Per buona parte dello scorso decennio, la forte crescita dell’economia globale e l’abbondante disponibilità di liquidità internazionale – messe in luce in precedenza – hanno consentito di contenere gli effetti negativi della dinamica di crescita squilibrata dell’area dell’euro. Ma così non è più stato nel corso della debole ripresa dopo la crisi e così non sarà più nei prossimi anni per le ragioni prima ricordate. Il risultato finale potrebbe essere quello di aggravare ulteriormente il rischio di ristagno della zona euro e gli squilibri esistenti all’interno dell’area, con drammatiche conseguenze sulle future possibili evoluzioni della crisi del debito.


Serve un nuovo mix di politiche di domanda e d’offerta

Se la diagnosi fin qui delineata è corretta, la medicina da applicare per evitare un ristagno globale dell’attività economica unitamente al rischio di una prolungata depressione di stile giapponese è rappresentata da un insieme di politiche e interventi in grado di fronteggiare contemporaneamente sia la debole domanda aggregata sia il deficit dell’offerta. In altri termini, la grande sfida sta nel realizzare simultaneamente un mix di politiche di domanda di stampo keynesiano e di politiche in grado di agire dal lato dell’offerta, ispirate alla visione schumpeteriana dello sviluppo come forza di “distruzione creatrice”. Il sentiero che ci può condurre a una nuova fase di crescita sostenuta e stabile passa in effetti di qui: dalla costruzione di nuove infrastrutture, dalla riqualificazione del lavoro, da energie pulite e rinnovabili e non dall’alimentare nuove bolle speculative a sostegno dei consumi.
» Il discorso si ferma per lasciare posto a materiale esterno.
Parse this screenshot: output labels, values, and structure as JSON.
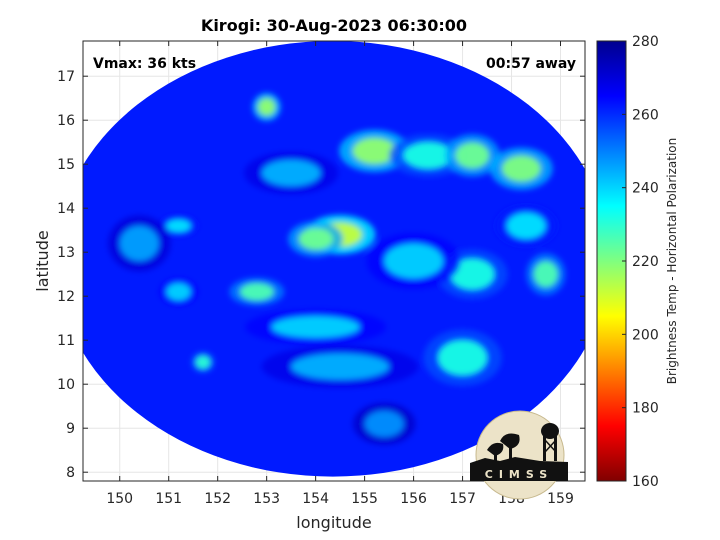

Tutto ciò comporta riaffermare quel delicato giusto equilibrio tra mercati e fornitura di beni pubblici che è alla base dell’efficiente funzionamento di un’economia di mercato orientata alla crescita. Un equilibrio che negli ultimi decenni la fase del liberismo ideologico e della globalizzazione senza regole ha spezzato generando crescenti instabilità, disuguaglianze e una eccessiva concentrazione del potere economico e finanziario nelle mani di una ristretta élite.

È necessario ristabilirlo non certo tornando alle forme di statalismo degli anni Sessanta e Settanta, ma promuovendo nuove politiche di intervento del tipo prima delineato. Solo mettendo in campo queste rinnovate strategie sarà possibile cominciare a ridurre le disuguaglianze e rilanciare la crescita globale e, attraverso essa, rispettare i vincoli, sempre più stringenti, derivanti dal necessario consolidamento dei debiti pubblici. Solo un ritorno alla creazione di ricchezza e occupazione può in effetti assicurare nell’area avanzata il graduale riassorbimento dell’eccesso di debiti esistente.

Per ora, tuttavia, siamo ben lontani dal mettere in atto tutto ciò. Negli Stati Uniti si continuano a riproporre tradizionali politiche di stimolo alla domanda di consumi, destinate a scontrarsi con l’eccesso di debiti, e in Europa – come abbiamo visto – va anche peggio.

Il risultato è la trappola a livello globale in cui siamo oggi imprigionati: il mercato lasciato a se stesso non è in grado di generare un’adeguata domanda, da un lato; la necessaria ristrutturazione dell’offerta, dall’altro, non riesce a dispiegarsi in assenza di una sufficiente domanda che la sorregga e la renda conveniente. Di qui le previsioni di prolungato ristagno se non addirittura di recessione globale.